Aliye Dorkip: A pictorial dilirium
Bodies are dismembered, pushed down and suffocated. Phantoms loom up on the edge of disappearance. Bilious green figures search for a form, flammable colours are constrained by thick contours, and faces appear scraped and scratched in jet-black. Made unrecognizable, denounced, cursed. Aliye Dorkip’s works on paper look dark and extremely violent.
Claustrophobic tableaus
They show scenes in which the body has been stretched to its furthest limits. Where pain and violence spread like wildfire. And then you suddenly notice something that looks like a laugh, a consoling tear, a protective hand. The paper reveals itself as a wide vista where the claustrophobic tableau gets some air, and apparently careless splashes of acrylic paint or pencil scratches guide your eye to a different horizon.
Overwhelming
It is in that precarious balance between revulsion and pleasure, rage and rest that Aliye Dorkip’s solo show “I Have Something in My Eye” overwhelms you: in the harmony that she both playfully and meticulously extracts from the initial imbalance. In form and content. (The review continues under the image)
Aliye Dorkip’s solo show “I Have Something in My Eye” overwhelms you in the precarious balance between revulsion and pleasure, rage and rest.
The work of Aliye Dorkip – who recently moved back to Ankara after sixteen years in Brussels – envelops itself like skin around an internal scream. Thus to make an inseparable connection between the flesh and the interior world.
Abyss
“I Have Something in My Eye” pairs the hyper-physical to the abyssal psychology in us all. It churns within our own bodies, and finds both pain and ecstatic joy, both sorrow and the power to overcome it. Brutality and fragility go hand in hand. Absinth green and flesh pink blend together. The burning pit is exposed. But rebellion begins in the plunge.

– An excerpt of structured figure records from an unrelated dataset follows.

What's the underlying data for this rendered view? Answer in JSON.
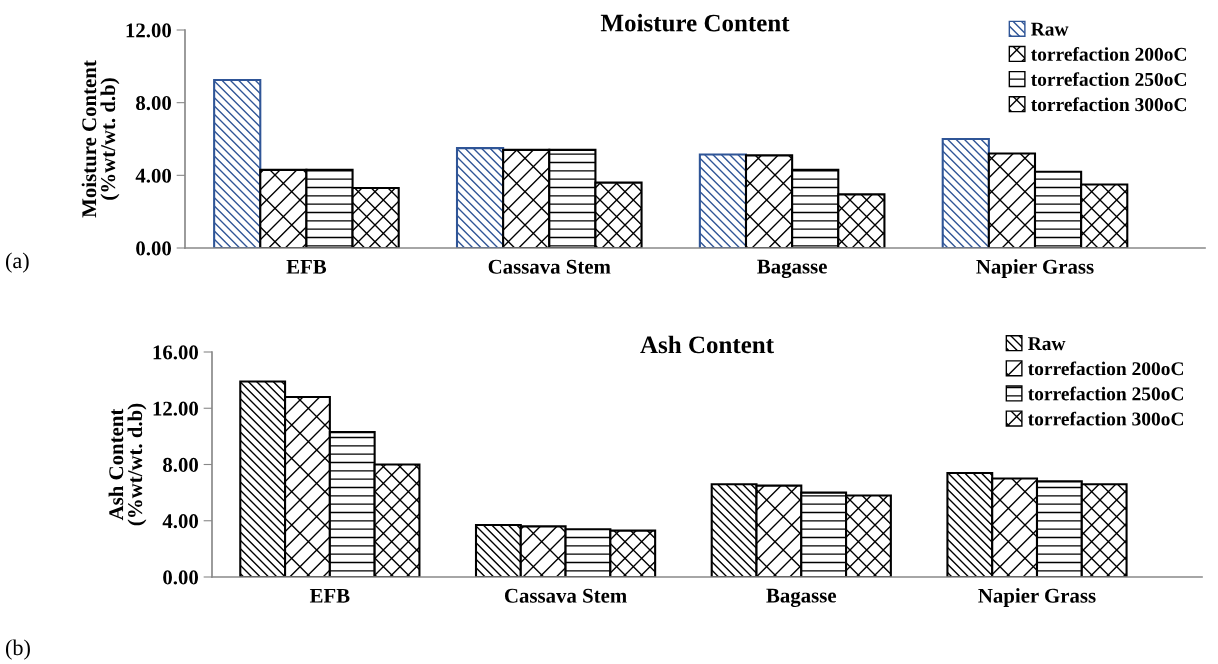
{
  "chart_data": [
    {
      "type": "bar",
      "title": "Moisture Content",
      "ylabel": "Moisture Content\n(%wt/wt. d.b)",
      "categories": [
        "EFB",
        "Cassava Stem",
        "Bagasse",
        "Napier Grass"
      ],
      "series": [
        {
          "name": "Raw",
          "color": "#2f5597",
          "values": [
            9.25,
            5.5,
            5.15,
            6.0
          ]
        },
        {
          "name": "torrefaction 200oC",
          "color": "#000000",
          "values": [
            4.3,
            5.4,
            5.1,
            5.2
          ]
        },
        {
          "name": "torrefaction 250oC",
          "color": "#000000",
          "values": [
            4.3,
            5.4,
            4.3,
            4.2
          ]
        },
        {
          "name": "torrefaction 300oC",
          "color": "#000000",
          "values": [
            3.3,
            3.6,
            2.95,
            3.5
          ]
        }
      ],
      "ylim": [
        0,
        12
      ],
      "yticks": [
        {
          "value": 0,
          "label": "0.00"
        },
        {
          "value": 4,
          "label": "4.00"
        },
        {
          "value": 8,
          "label": "8.00"
        },
        {
          "value": 12,
          "label": "12.00"
        }
      ],
      "grid": false,
      "legend": "top right",
      "annotations": [
        "(a)"
      ]
    },
    {
      "type": "bar",
      "title": "Ash Content",
      "ylabel": "Ash Content\n(%wt/wt. d.b)",
      "categories": [
        "EFB",
        "Cassava Stem",
        "Bagasse",
        "Napier Grass"
      ],
      "series": [
        {
          "name": "Raw",
          "color": "#000000",
          "values": [
            13.9,
            3.7,
            6.6,
            7.4
          ]
        },
        {
          "name": "torrefaction 200oC",
          "color": "#000000",
          "values": [
            12.8,
            3.6,
            6.5,
            7.0
          ]
        },
        {
          "name": "torrefaction 250oC",
          "color": "#000000",
          "values": [
            10.3,
            3.4,
            6.0,
            6.8
          ]
        },
        {
          "name": "torrefaction 300oC",
          "color": "#000000",
          "values": [
            8.0,
            3.3,
            5.8,
            6.6
          ]
        }
      ],
      "ylim": [
        0,
        16
      ],
      "yticks": [
        {
          "value": 0,
          "label": "0.00"
        },
        {
          "value": 4,
          "label": "4.00"
        },
        {
          "value": 8,
          "label": "8.00"
        },
        {
          "value": 12,
          "label": "12.00"
        },
        {
          "value": 16,
          "label": "16.00"
        }
      ],
      "grid": false,
      "legend": "top right",
      "annotations": [
        "(b)"
      ]
    }
  ]
}
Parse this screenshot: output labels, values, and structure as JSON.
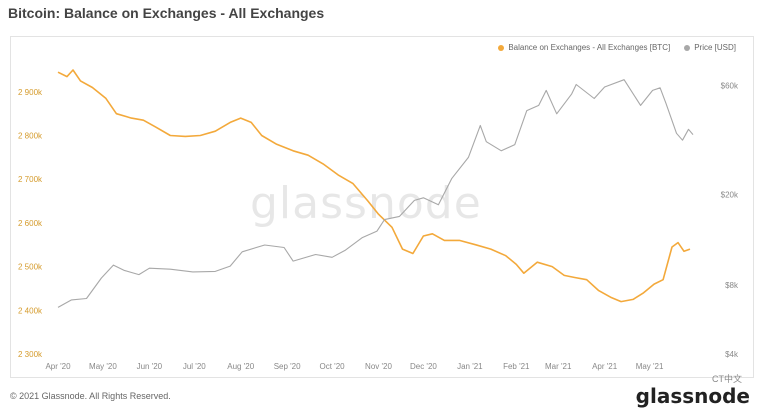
{
  "title": "Bitcoin: Balance on Exchanges - All Exchanges",
  "copyright": "© 2021 Glassnode. All Rights Reserved.",
  "watermark": "glassnode",
  "brand": "glassnode",
  "brand_badge": "CT中文",
  "colors": {
    "balance": "#f3a93b",
    "price": "#a8a8a8",
    "axis_left": "#d59b2c",
    "axis_right": "#888888"
  },
  "chart_data": {
    "type": "line",
    "title": "Bitcoin: Balance on Exchanges - All Exchanges",
    "legend_position": "top-right",
    "grid": false,
    "x_ticks": [
      "Apr '20",
      "May '20",
      "Jun '20",
      "Jul '20",
      "Aug '20",
      "Sep '20",
      "Oct '20",
      "Nov '20",
      "Dec '20",
      "Jan '21",
      "Feb '21",
      "Mar '21",
      "Apr '21",
      "May '21"
    ],
    "y_left": {
      "ticks": [
        "2 300k",
        "2 400k",
        "2 500k",
        "2 600k",
        "2 700k",
        "2 800k",
        "2 900k"
      ],
      "range": [
        2300000,
        2950000
      ]
    },
    "y_right": {
      "scale": "log",
      "ticks": [
        "$4k",
        "$8k",
        "$20k",
        "$60k"
      ],
      "range": [
        4000,
        70000
      ]
    },
    "series": [
      {
        "name": "Balance on Exchanges - All Exchanges [BTC]",
        "axis": "left",
        "points": [
          [
            "2020-04-01",
            2945000
          ],
          [
            "2020-04-07",
            2935000
          ],
          [
            "2020-04-11",
            2950000
          ],
          [
            "2020-04-16",
            2925000
          ],
          [
            "2020-04-24",
            2910000
          ],
          [
            "2020-05-03",
            2885000
          ],
          [
            "2020-05-10",
            2850000
          ],
          [
            "2020-05-20",
            2840000
          ],
          [
            "2020-05-28",
            2835000
          ],
          [
            "2020-06-05",
            2820000
          ],
          [
            "2020-06-15",
            2800000
          ],
          [
            "2020-06-25",
            2798000
          ],
          [
            "2020-07-05",
            2800000
          ],
          [
            "2020-07-15",
            2810000
          ],
          [
            "2020-07-25",
            2830000
          ],
          [
            "2020-08-01",
            2840000
          ],
          [
            "2020-08-08",
            2830000
          ],
          [
            "2020-08-15",
            2800000
          ],
          [
            "2020-08-25",
            2780000
          ],
          [
            "2020-09-05",
            2765000
          ],
          [
            "2020-09-15",
            2755000
          ],
          [
            "2020-09-25",
            2735000
          ],
          [
            "2020-10-05",
            2710000
          ],
          [
            "2020-10-15",
            2690000
          ],
          [
            "2020-10-25",
            2650000
          ],
          [
            "2020-11-01",
            2620000
          ],
          [
            "2020-11-10",
            2590000
          ],
          [
            "2020-11-17",
            2540000
          ],
          [
            "2020-11-24",
            2530000
          ],
          [
            "2020-12-01",
            2570000
          ],
          [
            "2020-12-07",
            2575000
          ],
          [
            "2020-12-15",
            2560000
          ],
          [
            "2020-12-25",
            2560000
          ],
          [
            "2021-01-05",
            2550000
          ],
          [
            "2021-01-15",
            2540000
          ],
          [
            "2021-01-25",
            2525000
          ],
          [
            "2021-02-01",
            2505000
          ],
          [
            "2021-02-06",
            2485000
          ],
          [
            "2021-02-15",
            2510000
          ],
          [
            "2021-02-25",
            2500000
          ],
          [
            "2021-03-05",
            2480000
          ],
          [
            "2021-03-12",
            2475000
          ],
          [
            "2021-03-20",
            2470000
          ],
          [
            "2021-03-28",
            2445000
          ],
          [
            "2021-04-05",
            2430000
          ],
          [
            "2021-04-12",
            2420000
          ],
          [
            "2021-04-20",
            2425000
          ],
          [
            "2021-04-27",
            2440000
          ],
          [
            "2021-05-04",
            2460000
          ],
          [
            "2021-05-10",
            2470000
          ],
          [
            "2021-05-16",
            2545000
          ],
          [
            "2021-05-20",
            2555000
          ],
          [
            "2021-05-24",
            2535000
          ],
          [
            "2021-05-28",
            2540000
          ]
        ]
      },
      {
        "name": "Price [USD]",
        "axis": "right",
        "points": [
          [
            "2020-04-01",
            6400
          ],
          [
            "2020-04-10",
            6900
          ],
          [
            "2020-04-20",
            7000
          ],
          [
            "2020-04-30",
            8600
          ],
          [
            "2020-05-08",
            9800
          ],
          [
            "2020-05-15",
            9300
          ],
          [
            "2020-05-25",
            8900
          ],
          [
            "2020-06-01",
            9500
          ],
          [
            "2020-06-15",
            9400
          ],
          [
            "2020-06-30",
            9150
          ],
          [
            "2020-07-15",
            9200
          ],
          [
            "2020-07-25",
            9700
          ],
          [
            "2020-08-02",
            11200
          ],
          [
            "2020-08-17",
            12000
          ],
          [
            "2020-08-30",
            11700
          ],
          [
            "2020-09-05",
            10200
          ],
          [
            "2020-09-20",
            10900
          ],
          [
            "2020-10-01",
            10600
          ],
          [
            "2020-10-10",
            11400
          ],
          [
            "2020-10-21",
            12900
          ],
          [
            "2020-10-31",
            13800
          ],
          [
            "2020-11-05",
            15500
          ],
          [
            "2020-11-15",
            16000
          ],
          [
            "2020-11-25",
            18800
          ],
          [
            "2020-12-01",
            19300
          ],
          [
            "2020-12-11",
            18000
          ],
          [
            "2020-12-20",
            23500
          ],
          [
            "2020-12-31",
            29000
          ],
          [
            "2021-01-08",
            40000
          ],
          [
            "2021-01-12",
            34000
          ],
          [
            "2021-01-22",
            31000
          ],
          [
            "2021-01-31",
            33000
          ],
          [
            "2021-02-08",
            46500
          ],
          [
            "2021-02-16",
            49000
          ],
          [
            "2021-02-21",
            57000
          ],
          [
            "2021-02-28",
            45000
          ],
          [
            "2021-03-10",
            55000
          ],
          [
            "2021-03-13",
            60500
          ],
          [
            "2021-03-25",
            52500
          ],
          [
            "2021-04-01",
            59000
          ],
          [
            "2021-04-14",
            63500
          ],
          [
            "2021-04-25",
            49000
          ],
          [
            "2021-05-03",
            57000
          ],
          [
            "2021-05-08",
            58500
          ],
          [
            "2021-05-12",
            50000
          ],
          [
            "2021-05-19",
            37000
          ],
          [
            "2021-05-23",
            34500
          ],
          [
            "2021-05-27",
            38500
          ],
          [
            "2021-05-30",
            36500
          ]
        ]
      }
    ]
  }
}
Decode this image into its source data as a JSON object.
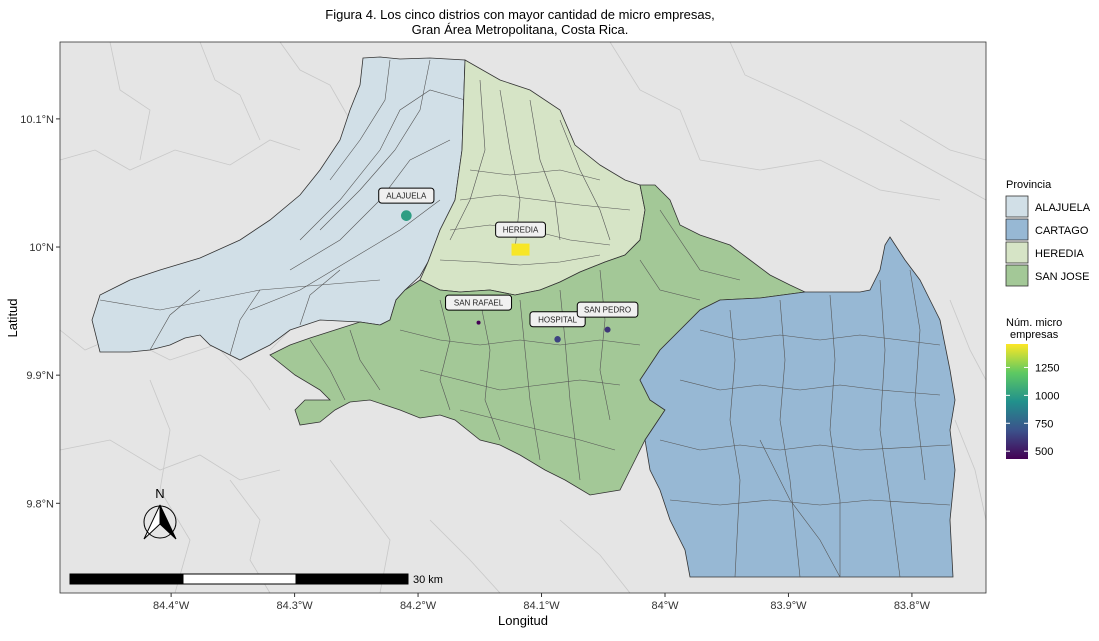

It happens in a pictorial delirium in which pencil and paint become inextricably entangled. Where the beginning and the end are indecipherable. Where, more importantly than the search for cause and consequence, a broader horizon emerges.
Balance
In visual accents that move the work outside itself. Like a dotted line that leads you beyond the paper. Drawing (and life) like a search for balance, a composition in which extremes are embraced and curbed.